The robot company also said, "The machine veered to the left to avoid the child, but the child ran backwards directly into the front quarter of the machine, at which point the machine stopped and the child fell on the ground." To make a statement about the orientation of the boy requires video (or at least some other electronic detection). Furthermore, the company said, "The machine’s sensors registered no vibration alert and the machine motors did not fault as they would when encountering an obstacle." So, there is some form of an electronic record of what the robot sensed.

Did the parents or any other human claim to have seen the moment of impact? I don't read any direct claim of an eyewitness account.

Comment Re:Slippery slope? (Score 1) 297

I do drive a Tesla Model S (S90D) with autopilot - EVERY time you engage it, it displays a warning on the dash display to keep your hands on the wheel, plus if there is ever an issue/ambiguity (it works by actually seeing the lines on both sides of the car....so if one of those lines is faded or missing, the car with either get confused/drift or completely disengage autopilot with an audible warning) ANOTHER display will pop up telling you to keep your hands on the wheel.

It's entirely possible that the average Tesla driver pays greater attention to warnings compared to the general population. However, from looking my own personal experience as well as those people that I have driven with, start-up warnings are basically useless and exist mainly to attempt to protect manufacturers from lawsuits. Real-time pop-up warnings are probably more effective but must be very conservative to avoid false positives. This looks like the case with these Tesla accidents. Was there a pop-up warning for the Harry Potter guy?

If safe autopilot operation really requires keeping one's hands on the steering wheel, there there should be an active system to enforce that requirement.

Comment Re:Slippery slope? (Score 2) 297

Funny thing, Autopilot is what this is.

You may have the idea that "Autopilot" means the plane flies itself. Nope. Typically autopilot on the plane means it will fly straight and level until ordered otherwise. The autopilot on a plane absolutely will fly straight into another plane even, the human pilot is expected to take care of that sort of thing.

Technically autopilot implementations on airplanes do exactly what you said and require a measure of continued vigilance on the part of the pilots. However, that is not what the term means in common language. The English idiom of putting something on autopilot means that something will work without any continued vigilance. In a way, this is a brilliant marketing strategy. The term connotes self-driving while denoting strictly not self-driving. A perfect marketing term.

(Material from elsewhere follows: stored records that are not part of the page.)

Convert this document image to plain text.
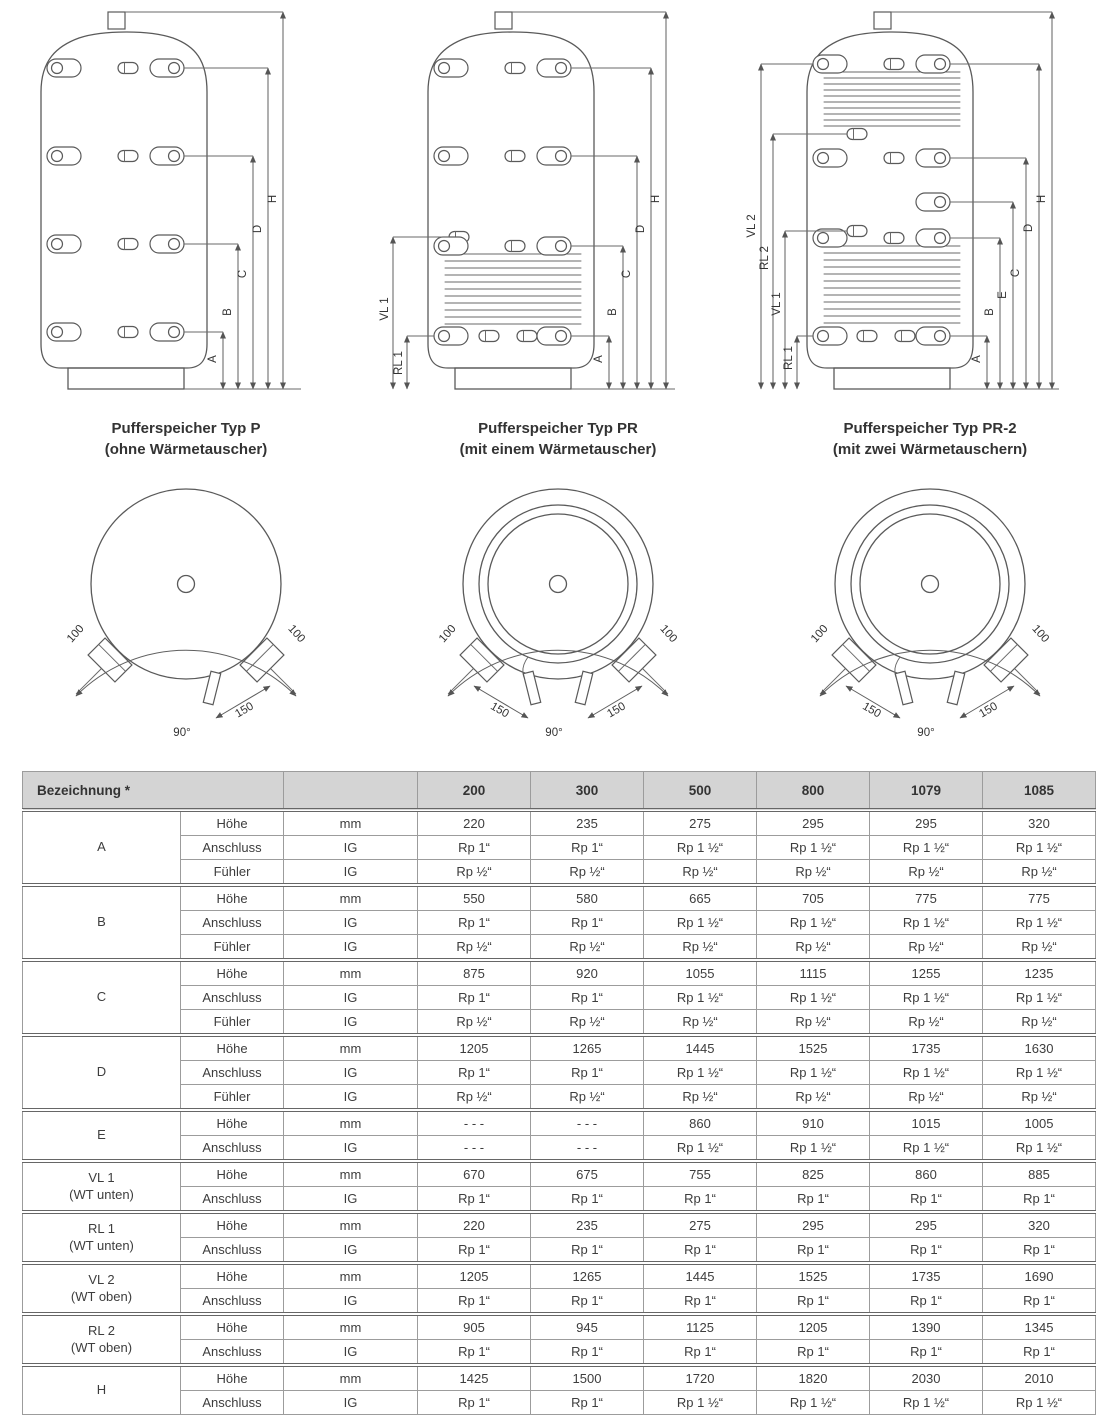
A
B
C
D
H
Pufferspeicher Typ P
(ohne Wärmetauscher)
VL 1
RL 1	A
B
C
D
H
Pufferspeicher Typ PR
(mit einem Wärmetauscher)
VL 2
RL 2
VL 1
RL 1	A
B
E
C
D
H
Pufferspeicher Typ PR-2
(mit zwei Wärmetauschern)
100	100
150
90°
100	100
150	150
90°
100	100
150	150
90°
Bezeichnung *			200	300	500	800	1079	1085

A	Höhe	mm	220	235	275	295	295	320
	Anschluss	IG	Rp 1“	Rp 1“	Rp 1 ½“	Rp 1 ½“	Rp 1 ½“	Rp 1 ½“
	Fühler	IG	Rp ½“	Rp ½“	Rp ½“	Rp ½“	Rp ½“	Rp ½“

B	Höhe	mm	550	580	665	705	775	775
	Anschluss	IG	Rp 1“	Rp 1“	Rp 1 ½“	Rp 1 ½“	Rp 1 ½“	Rp 1 ½“
	Fühler	IG	Rp ½“	Rp ½“	Rp ½“	Rp ½“	Rp ½“	Rp ½“

C	Höhe	mm	875	920	1055	1115	1255	1235
	Anschluss	IG	Rp 1“	Rp 1“	Rp 1 ½“	Rp 1 ½“	Rp 1 ½“	Rp 1 ½“
	Fühler	IG	Rp ½“	Rp ½“	Rp ½“	Rp ½“	Rp ½“	Rp ½“

D	Höhe	mm	1205	1265	1445	1525	1735	1630
	Anschluss	IG	Rp 1“	Rp 1“	Rp 1 ½“	Rp 1 ½“	Rp 1 ½“	Rp 1 ½“
	Fühler	IG	Rp ½“	Rp ½“	Rp ½“	Rp ½“	Rp ½“	Rp ½“

E	Höhe	mm	- - -	- - -	860	910	1015	1005
	Anschluss	IG	- - -	- - -	Rp 1 ½“	Rp 1 ½“	Rp 1 ½“	Rp 1 ½“

VL 1
(WT unten)	Höhe	mm	670	675	755	825	860	885
	Anschluss	IG	Rp 1“	Rp 1“	Rp 1“	Rp 1“	Rp 1“	Rp 1“

RL 1
(WT unten)	Höhe	mm	220	235	275	295	295	320
	Anschluss	IG	Rp 1“	Rp 1“	Rp 1“	Rp 1“	Rp 1“	Rp 1“

VL 2
(WT oben)	Höhe	mm	1205	1265	1445	1525	1735	1690
	Anschluss	IG	Rp 1“	Rp 1“	Rp 1“	Rp 1“	Rp 1“	Rp 1“

RL 2
(WT oben)	Höhe	mm	905	945	1125	1205	1390	1345
	Anschluss	IG	Rp 1“	Rp 1“	Rp 1“	Rp 1“	Rp 1“	Rp 1“

H	Höhe	mm	1425	1500	1720	1820	2030	2010
	Anschluss	IG	Rp 1“	Rp 1“	Rp 1 ½“	Rp 1 ½“	Rp 1 ½“	Rp 1 ½“
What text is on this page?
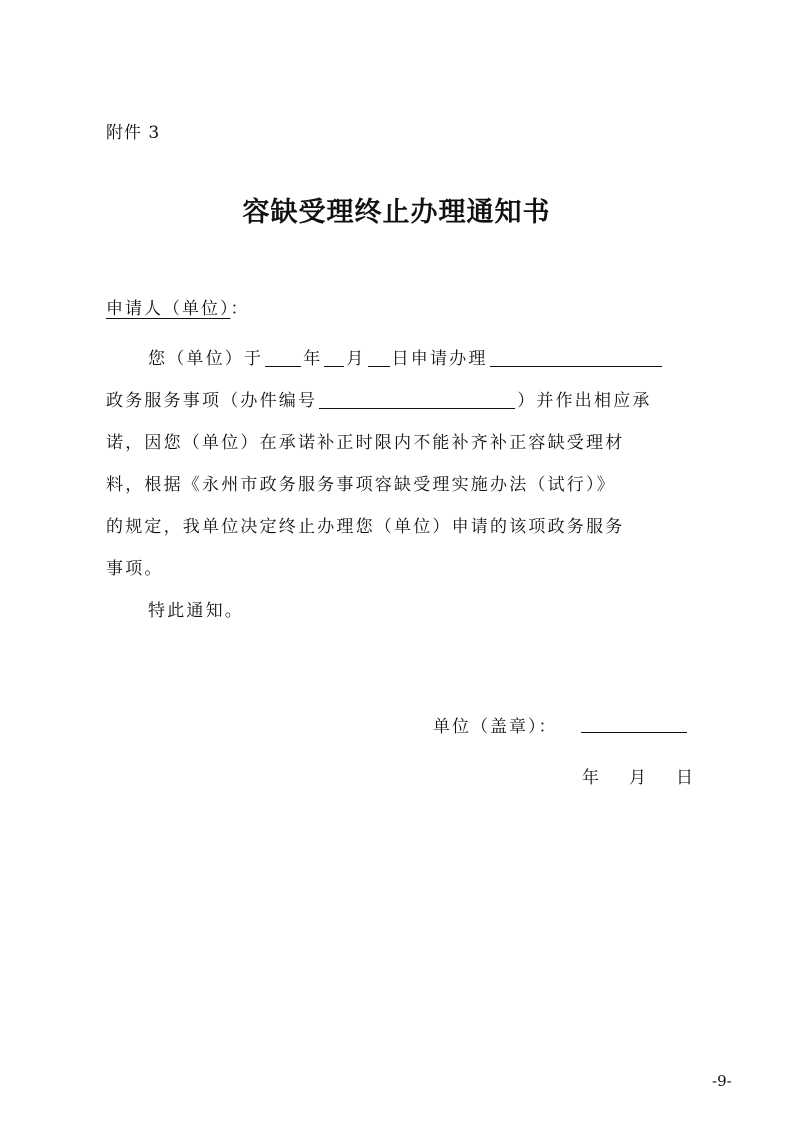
附件 3
容缺受理终止办理通知书
申请人（单位）：
您（单位）于 年 月 日申请办理
政务服务事项（办件编号	）并作出相应承
诺，因您（单位）在承诺补正时限内不能补齐补正容缺受理材
料，根据《永州市政务服务事项容缺受理实施办法（试行）》
的规定，我单位决定终止办理您（单位）申请的该项政务服务
事项。
特此通知。
单位（盖章）：
年 月 日
-9-
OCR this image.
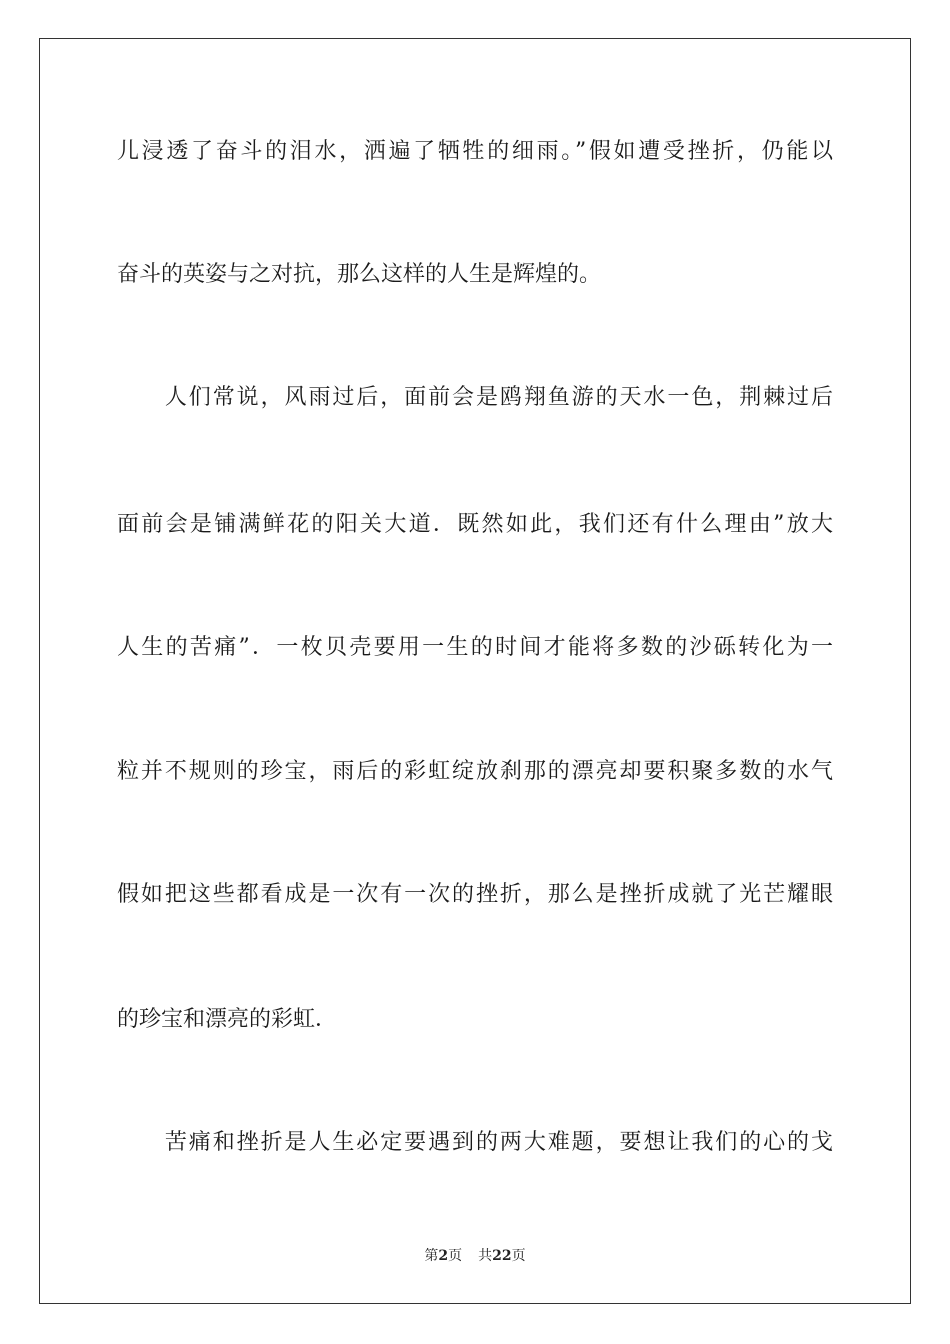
儿浸透了奋斗的泪水，洒遍了牺牲的细雨。”假如遭受挫折，仍能以
奋斗的英姿与之对抗，那么这样的人生是辉煌的。
　　人们常说，风雨过后，面前会是鸥翔鱼游的天水一色，荆棘过后
面前会是铺满鲜花的阳关大道．既然如此，我们还有什么理由”放大
人生的苦痛”．一枚贝壳要用一生的时间才能将多数的沙砾转化为一
粒并不规则的珍宝，雨后的彩虹绽放刹那的漂亮却要积聚多数的水气
假如把这些都看成是一次有一次的挫折，那么是挫折成就了光芒耀眼
的珍宝和漂亮的彩虹．
　　苦痛和挫折是人生必定要遇到的两大难题，要想让我们的心的戈
第2页 共22页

Comment Re:Slippery slope? (Score 1) 297

I don't drive a Tesla either.

According to this review, they are far better than the competition.

As far as I understand, you cannot miss the warning. It's not like an EULA with walls and walls of text.

I imagine it's like the warning on all dedicated GPS systems. At the start, you have to hit a button and maybe also wait a few seconds to ostensibly read the text. I ignore it every time and occasionally violate the warning by hitting a button while driving. My guess is that the Tesla warning has the same efficacy.